Can you identify characteristics of a market that might be appropriate for one versus the other? The markets that would fit the Signature product would be those that typically have higher land costs. We’re targeting high barrier to entry markets, so think the northeast and northwest where the entitlement process may be more difficult and the brand perception is critical to the approval of the product. In markets where there’s lower land costs, more traditional Value Place markets, the Suites is a great product and we’ll continue to develop those. Our franchisees will continue to develop those as well.

How does the name change impact things on the property level beyond the new sign out front? We’re very careful not to mess with our operating model, since it delivers returns that are the envy of the industry. So we’ll have a new look and feel but fundamentally the same operating model. We need to keep that sacrosanct. We’re developing two new prototypes—one for Signature and one for WoodSpring Suites—and I would anticipate that the plans will be available at the end of the year. And many of the elements from these new prototypes will be transitioned into our existing product. Potentially within the next couple of months, so it’s a question of how quickly we can adapt what we’ve already got underway.

And how does the new branding impact consumer perception of your hotels?

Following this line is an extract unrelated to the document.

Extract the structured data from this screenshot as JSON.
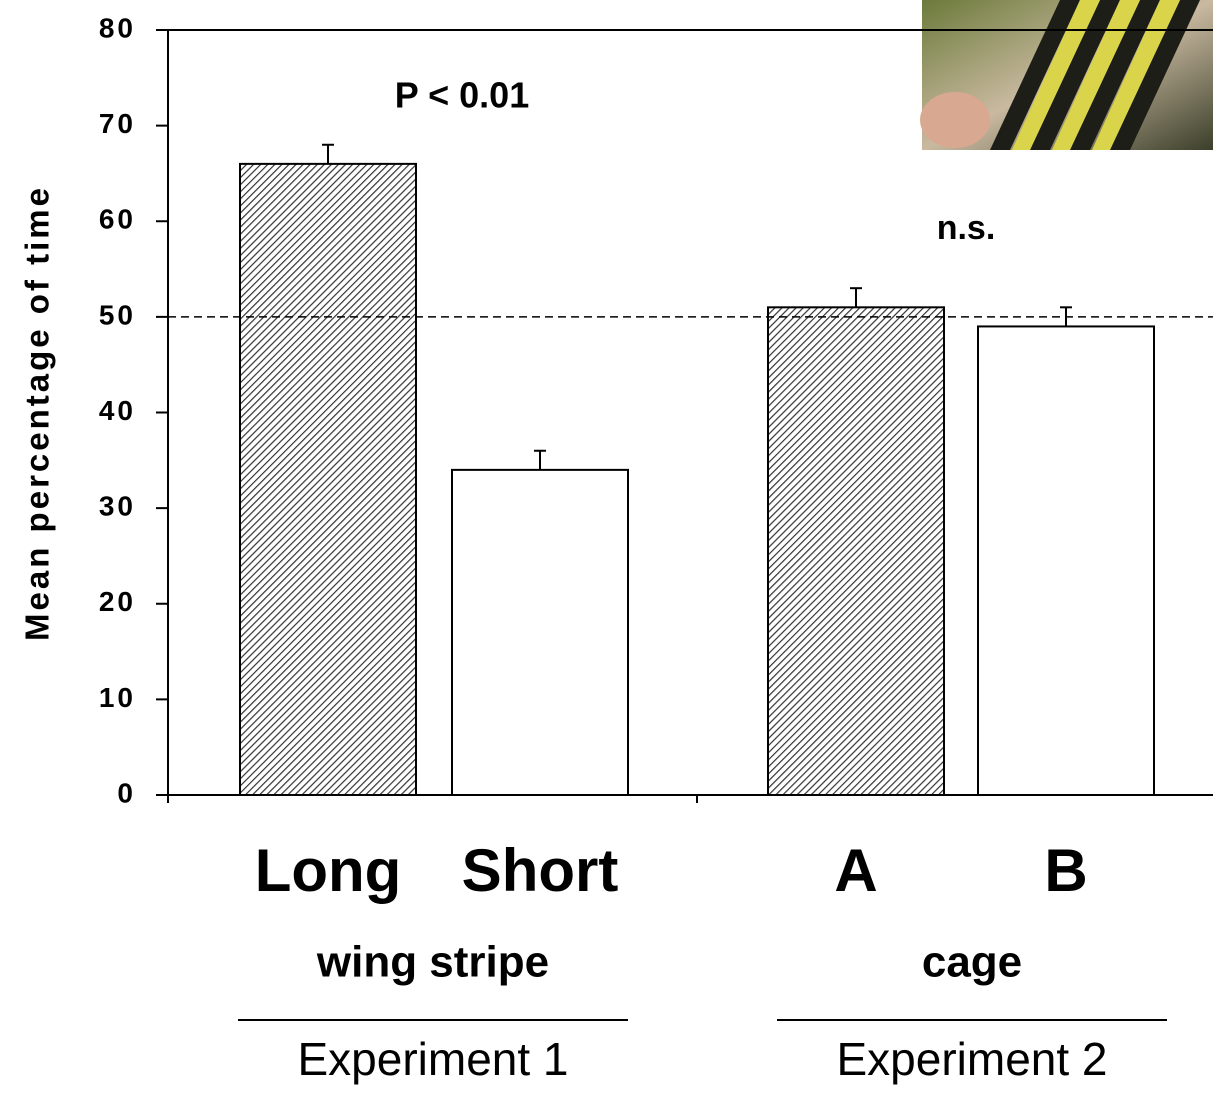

If you look at the WoodSpring name and logo next to the Value Place name and logo, you realize that they couldn’t be any more different. That is by design. The WoodSpring name, together with the logo, conveys the attributes of the product we have today—new, fresh, clean. That’s what we’re really trying to get across, and that’s what the Value Place name and logo didn’t communicate. When we did our research, the intent to stay score went up dramatically for the new name—even for our existing Value Place guests. For our more aspirational customers that we’re trying to reach with this product, the intent to stay score more than doubled.

Considering how many hotel brands are now out there, it’s amazing that the WoodSpring Suites name was still available. Yeah, there’s not much left out there.